La révolution numérique est prometteuse de beaucoup d’espoirs – des voitures sans conducteurs, des maisons intelligentes, des diagnostics médicaux par ordinateur et même des générateurs automatiques d’articles de presse – tout cela est magnifique, mais à chaque fois ou très souvent l’humain est absent.

Au fond, la révolution numérique favorise le capital, c’est-à-dire les robots au détriment du travail, donc des humains. En d’autres mots, ce que gagne en efficacité, voire en pouvoir d’achat, le citoyen, il le perd au même moment en jobs.

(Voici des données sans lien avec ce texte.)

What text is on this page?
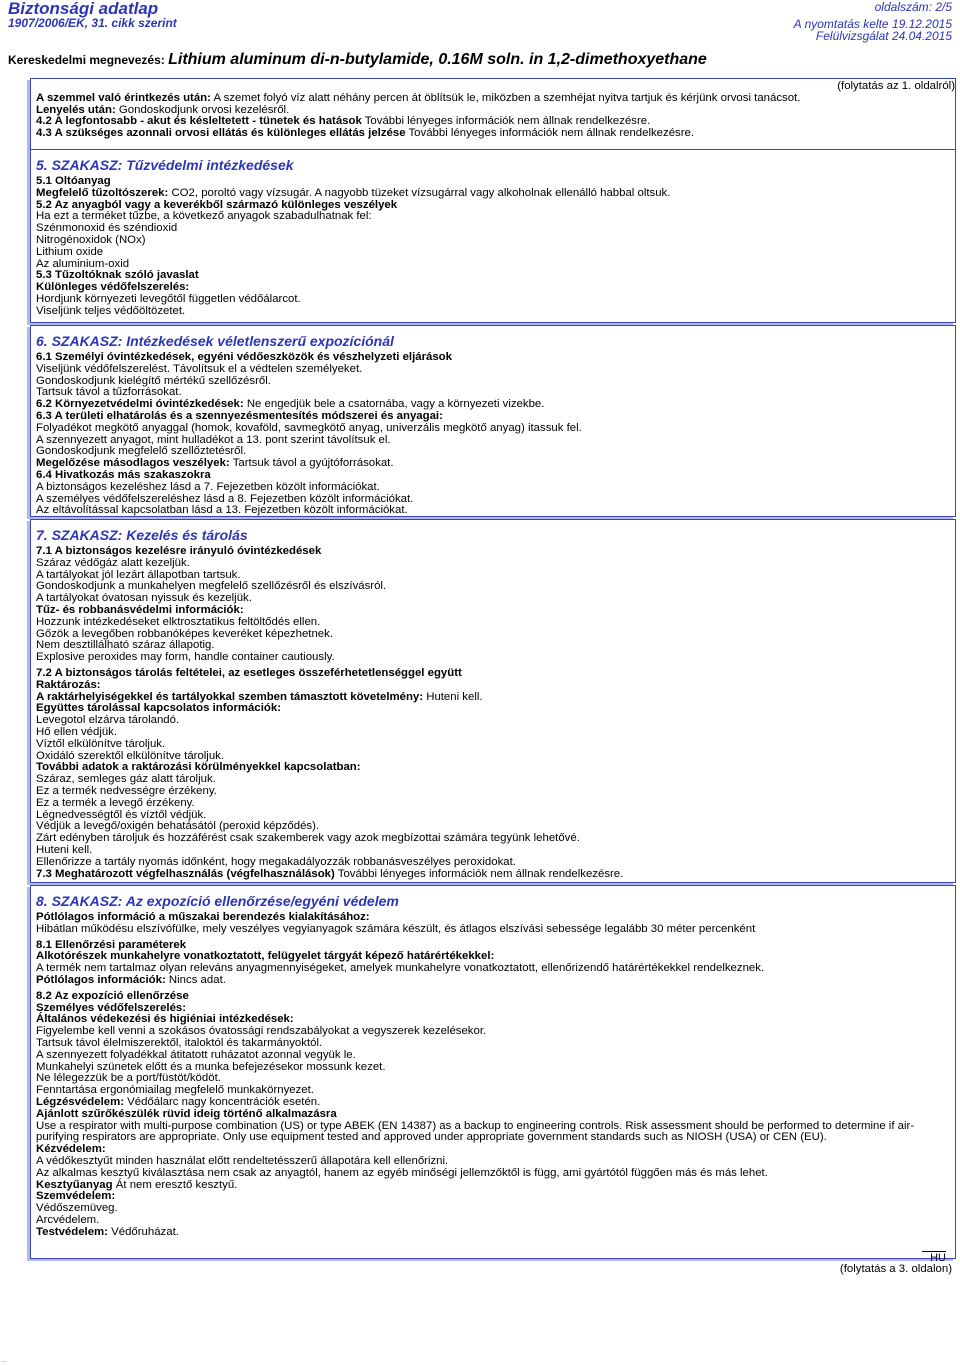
Biztonsági adatlap
1907/2006/EK, 31. cikk szerint
oldalszám: 2/5
A nyomtatás kelte 19.12.2015
Felülvizsgálat 24.04.2015
Kereskedelmi megnevezés: Lithium aluminum di-n-butylamide, 0.16M soln. in 1,2-dimethoxyethane
(folytatás az 1. oldalról)
A szemmel való érintkezés után: A szemet folyó víz alatt néhány percen át öblítsük le, miközben a szemhéjat nyitva tartjuk és kérjünk orvosi tanácsot.
Lenyelés után: Gondoskodjunk orvosi kezelésről.
4.2 A legfontosabb - akut és késleltetett - tünetek és hatások További lényeges információk nem állnak rendelkezésre.
4.3 A szükséges azonnali orvosi ellátás és különleges ellátás jelzése További lényeges információk nem állnak rendelkezésre.
5. SZAKASZ: Tűzvédelmi intézkedések
5.1 Oltóanyag
Megfelelő tűzoltószerek: CO2, poroltó vagy vízsugár. A nagyobb tüzeket vízsugárral vagy alkoholnak ellenálló habbal oltsuk.
5.2 Az anyagból vagy a keverékből származó különleges veszélyek
Ha ezt a terméket tűzbe, a következő anyagok szabadulhatnak fel:
Szénmonoxid és széndioxid
Nitrogénoxidok (NOx)
Lithium oxide
Az aluminium-oxid
5.3 Tűzoltóknak szóló javaslat
Különleges védőfelszerelés:
Hordjunk környezeti levegőtől független védőálarcot.
Viseljünk teljes védőöltözetet.
6. SZAKASZ: Intézkedések véletlenszerű expozíciónál
6.1 Személyi óvintézkedések, egyéni védőeszközök és vészhelyzeti eljárások
Viseljünk védőfelszerelést. Távolítsuk el a védtelen személyeket.
Gondoskodjunk kielégítő mértékű szellőzésről.
Tartsuk távol a tűzforrásokat.
6.2 Környezetvédelmi óvintézkedések: Ne engedjük bele a csatornába, vagy a környezeti vizekbe.
6.3 A területi elhatárolás és a szennyezésmentesítés módszerei és anyagai:
Folyadékot megkötő anyaggal (homok, kovaföld, savmegkötő anyag, univerzális megkötő anyag) itassuk fel.
A szennyezett anyagot, mint hulladékot a 13. pont szerint távolítsuk el.
Gondoskodjunk megfelelő szellőztetésről.
Megelőzése másodlagos veszélyek: Tartsuk távol a gyújtóforrásokat.
6.4 Hivatkozás más szakaszokra
A biztonságos kezeléshez lásd a 7. Fejezetben közölt információkat.
A személyes védőfelszereléshez lásd a 8. Fejezetben közölt információkat.
Az eltávolítással kapcsolatban lásd a 13. Fejezetben közölt információkat.
7. SZAKASZ: Kezelés és tárolás
7.1 A biztonságos kezelésre irányuló óvintézkedések
Száraz védőgáz alatt kezeljük.
A tartályokat jól lezárt állapotban tartsuk.
Gondoskodjunk a munkahelyen megfelelő szellőzésről és elszívásról.
A tartályokat óvatosan nyissuk és kezeljük.
Tűz- és robbanásvédelmi információk:
Hozzunk intézkedéseket elktrosztatikus feltöltődés ellen.
Gőzök a levegőben robbanóképes keveréket képezhetnek.
Nem desztillálható száraz állapotig.
Explosive peroxides may form, handle container cautiously.
7.2 A biztonságos tárolás feltételei, az esetleges összeférhetetlenséggel együtt
Raktározás:
A raktárhelyiségekkel és tartályokkal szemben támasztott követelmény: Huteni kell.
Együttes tárolással kapcsolatos információk:
Levegotol elzárva tárolandó.
Hő ellen védjük.
Víztől elkülönítve tároljuk.
Oxidáló szerektől elkülönítve tároljuk.
További adatok a raktározási körülményekkel kapcsolatban:
Száraz, semleges gáz alatt tároljuk.
Ez a termék nedvességre érzékeny.
Ez a termék a levegő érzékeny.
Légnedvességtől és víztől védjük.
Védjük a levegő/oxigén behatásától (peroxid képződés).
Zárt edényben tároljuk és hozzáférést csak szakemberek vagy azok megbízottai számára tegyünk lehetővé.
Huteni kell.
Ellenőrizze a tartály nyomás időnként, hogy megakadályozzák robbanásveszélyes peroxidokat.
7.3 Meghatározott végfelhasználás (végfelhasználások) További lényeges információk nem állnak rendelkezésre.
8. SZAKASZ: Az expozíció ellenőrzése/egyéni védelem
Pótlólagos információ a műszakai berendezés kialakításához:
Hibátlan működésu elszívófülke, mely veszélyes vegyianyagok számára készült, és átlagos elszívási sebessége legalább 30 méter percenként
8.1 Ellenőrzési paraméterek
Alkotórészek munkahelyre vonatkoztatott, felügyelet tárgyát képező határértékekkel:
A termék nem tartalmaz olyan releváns anyagmennyiségeket, amelyek munkahelyre vonatkoztatott, ellenőrizendő határértékekkel rendelkeznek.
Pótlólagos információk: Nincs adat.
8.2 Az expozíció ellenőrzése
Személyes védőfelszerelés:
Általános védekezési és higiéniai intézkedések:
Figyelembe kell venni a szokásos óvatossági rendszabályokat a vegyszerek kezelésekor.
Tartsuk távol élelmiszerektől, italoktól és takarmányoktól.
A szennyezett folyadékkal átitatott ruházatot azonnal vegyük le.
Munkahelyi szünetek előtt és a munka befejezésekor mossunk kezet.
Ne lélegezzük be a port/füstöt/ködöt.
Fenntartása ergonómiailag megfelelő munkakörnyezet.
Légzésvédelem: Védőálarc nagy koncentrációk esetén.
Ajánlott szűrőkészülék rüvid ideig történő alkalmazásra
Use a respirator with multi-purpose combination (US) or type ABEK (EN 14387) as a backup to engineering controls. Risk assessment should be performed to determine if air-purifying respirators are appropriate. Only use equipment tested and approved under appropriate government standards such as NIOSH (USA) or CEN (EU).
Kézvédelem:
A védőkesztyűt minden használat előtt rendeltetésszerű állapotára kell ellenőrizni.
Az alkalmas kesztyű kiválasztása nem csak az anyagtól, hanem az egyéb minőségi jellemzőktől is függ, ami gyártótól függően más és más lehet.
Kesztyűanyag Át nem eresztő kesztyű.
Szemvédelem:
Védőszemüveg.
Arcvédelem.
Testvédelem: Védőruházat.
HU
(folytatás a 3. oldalon)
...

Prenez le cas des taxis Uber. C’est vrai que le consommateur n’aime généralement pas trop les taxis. Donc quand une start-up lui propose de transformer sa voiture en taxi et d’arrondir ainsi ses fins de mois, il se dit “chouette”, et tant pis pour ces taxis. Quant aux usagers, ils sont également ravis: ils croient qu’ils vont payer moins cher qu’un taxi normal. Oui, tout cela est en partie vrai, mais c’est du court terme, du très court terme. En réalité, que fait-on (1) avec ce genre d’innovation ? On remplace des intermédiaires analogiques, comme des sociétés de taxi, par des intermédiaires numériques. En clair, on remplace une personne protégée par une autre qui ne bénéficie que d’une protection sociale symbolique. Pire encore, le citoyen/conducteur qui veut se faire des fins de mois sympas assume tout seul les risques qui pesaient avant sur l’employeur ! Et comme il est seul, ses positions de négociation sont nulles !

En réalité, ce que fait la révolution numérique, c’est également détruire de la sécurité sociale et des rentrées fiscales. Bref, tout ce qui finance notre mode de vie sociale. Mais oser le dire, c’est passer pour un grincheux, un passéiste. En revanche, critiquer les banques, c’est ‘in’, c’est même devenu banal, mais critiquer une initiative numérique vous fait immédiatement passer dans le camp des primitifs, dans le camp de ceux qui n’ont rien compris à la technologie.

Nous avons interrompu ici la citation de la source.